12:30 – Miss Tennant took me to the gymnasium, to watch Mr. Philip Tennant use his prosthetic leg. He told me that the work was mostly satisfactory, but that someone had tried to hurt his little girl, and he required a setting suitable for kicking. This was not in the original specifications, which only included walking and perhaps running over short distances. I told him I would have to think on the matter, and he told me to do that. I observed Mr. Philip Tennant using the prosthetic, and was able to improve his gait using a few minor adjustments to the knee resistance and ankle-to-knee length. I asked him if the prosthetic was satisfactory, and he told me his foot itched. He suggested I lend him a steel brush to remedy this.

Since I have not implemented any technology to produce itching in the prosthetic, I do not understand how Mr. Philip Tennant’s foot could be itching. I do not know how to implement itching in prosthetic limbs, and consequently do not know how to remove itching if I have implemented it by mistake. I will visit Dr. Bernhardt and consult him on the matter. In the mean time, I will supply Mr. Phillip Tennant with a steel brush as he requested.

13:15 – I have resumed construction of the Rifle Mk.1. Based on usage observed on the firing range, people rarely fire only one round. Therefore, I have decided to arrange the firing mechanism so that when the actuator is depressed, the rifle will keep firing until the actuator is released.

14:00 – Miss Tennant came into the workroom and asked me if I wanted any tea. I explained that Miss Felicia’s instructions are to keep myself hydrated at the water fountain in the hallway, and that tea was not necessary. I confirmed to Miss Tennant that I was English, and she left. I continued work on the Rifle Mk.1.

17:00 – I have conducted the first test firing of the Rifle Mk.1 at the firing range. With the rifle fixed in a vise on the booth, it consistently hit a target four hundred meters distant. I have extended the magazine to hold one hundred rounds, as the five-round magazine emptied itself in less than a second. Results were satisfactory. Miss Tennant came and asked me what I was doing. I explained that I was test-firing, and upon further questions, confirmed that the Rifle had put one hundred bullets in the same place (within a two-centimeter margin), in eight seconds. From reading the Bible Father Nathaniel gave to me, I could neither confirm nor deny that there was blood in Hell, and I suggested she consult Parson Brown on the matter.

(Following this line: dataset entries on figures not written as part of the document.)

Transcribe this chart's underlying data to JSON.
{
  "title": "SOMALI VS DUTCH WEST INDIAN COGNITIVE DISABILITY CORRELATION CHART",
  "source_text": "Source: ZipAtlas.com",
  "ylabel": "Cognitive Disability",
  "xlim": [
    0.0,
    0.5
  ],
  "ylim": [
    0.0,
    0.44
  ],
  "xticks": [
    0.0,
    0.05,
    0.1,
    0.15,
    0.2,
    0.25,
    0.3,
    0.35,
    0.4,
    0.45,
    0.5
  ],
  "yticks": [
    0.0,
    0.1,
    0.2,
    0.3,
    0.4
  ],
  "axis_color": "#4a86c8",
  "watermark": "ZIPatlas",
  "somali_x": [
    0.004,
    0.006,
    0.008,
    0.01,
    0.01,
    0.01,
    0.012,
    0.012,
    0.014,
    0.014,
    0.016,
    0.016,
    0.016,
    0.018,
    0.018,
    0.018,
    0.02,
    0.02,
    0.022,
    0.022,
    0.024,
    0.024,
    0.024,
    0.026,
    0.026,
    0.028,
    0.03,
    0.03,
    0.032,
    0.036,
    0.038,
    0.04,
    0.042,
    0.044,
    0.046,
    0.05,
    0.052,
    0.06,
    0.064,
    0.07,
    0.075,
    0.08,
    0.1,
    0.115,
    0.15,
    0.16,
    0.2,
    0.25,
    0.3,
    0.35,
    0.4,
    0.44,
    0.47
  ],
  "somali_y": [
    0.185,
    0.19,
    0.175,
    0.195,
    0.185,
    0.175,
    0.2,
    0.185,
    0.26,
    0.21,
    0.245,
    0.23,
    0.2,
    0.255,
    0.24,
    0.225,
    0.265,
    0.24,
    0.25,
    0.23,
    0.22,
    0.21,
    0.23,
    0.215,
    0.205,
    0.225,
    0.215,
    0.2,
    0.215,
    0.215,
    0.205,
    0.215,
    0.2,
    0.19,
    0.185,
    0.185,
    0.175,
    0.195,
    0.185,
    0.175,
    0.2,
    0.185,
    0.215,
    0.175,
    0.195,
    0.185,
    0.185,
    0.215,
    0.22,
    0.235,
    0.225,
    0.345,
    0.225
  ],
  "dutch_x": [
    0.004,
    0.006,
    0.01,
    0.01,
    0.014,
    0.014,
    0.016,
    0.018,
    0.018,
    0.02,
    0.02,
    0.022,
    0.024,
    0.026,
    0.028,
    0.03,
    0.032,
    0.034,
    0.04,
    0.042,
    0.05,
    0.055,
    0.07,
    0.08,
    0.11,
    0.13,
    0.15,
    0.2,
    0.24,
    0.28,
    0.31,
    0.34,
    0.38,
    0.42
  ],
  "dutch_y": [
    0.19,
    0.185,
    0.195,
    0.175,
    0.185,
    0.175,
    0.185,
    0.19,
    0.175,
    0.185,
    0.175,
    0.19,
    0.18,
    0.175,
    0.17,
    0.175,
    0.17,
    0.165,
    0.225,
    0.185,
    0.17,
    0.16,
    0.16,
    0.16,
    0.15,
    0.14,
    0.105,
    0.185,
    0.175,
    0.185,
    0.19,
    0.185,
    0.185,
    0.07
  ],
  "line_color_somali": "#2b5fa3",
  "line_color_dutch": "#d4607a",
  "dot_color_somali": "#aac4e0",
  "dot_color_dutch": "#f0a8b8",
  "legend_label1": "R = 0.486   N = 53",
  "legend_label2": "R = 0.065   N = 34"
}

18:00 – I have concluded my tests, and have placed the Rifle Mk.1 in the vault. Miss Tennant came into the workroom, with Miss Felicia. The bandage was still on her arm. I asked her if she had recovered, and she said yes. I asked if my wishes had been helpful, and she said yes. She then put her arms round me. She has told me that this is sometimes necessary, so I waited for her to finish. She then asked me what I had done today. I started to explain, but Miss Felicia asked me to write it down instead.

20:00 – I have now filed the blueprint and the design notes for the Rifle Mk.1 under AP-2061-01. I cannot see a use for a device that puts bullets into the same place at a rate of seven hundred rounds per minute. I have also typed a report of my day to Miss Felicia, as requested. I will give it to her tomorrow.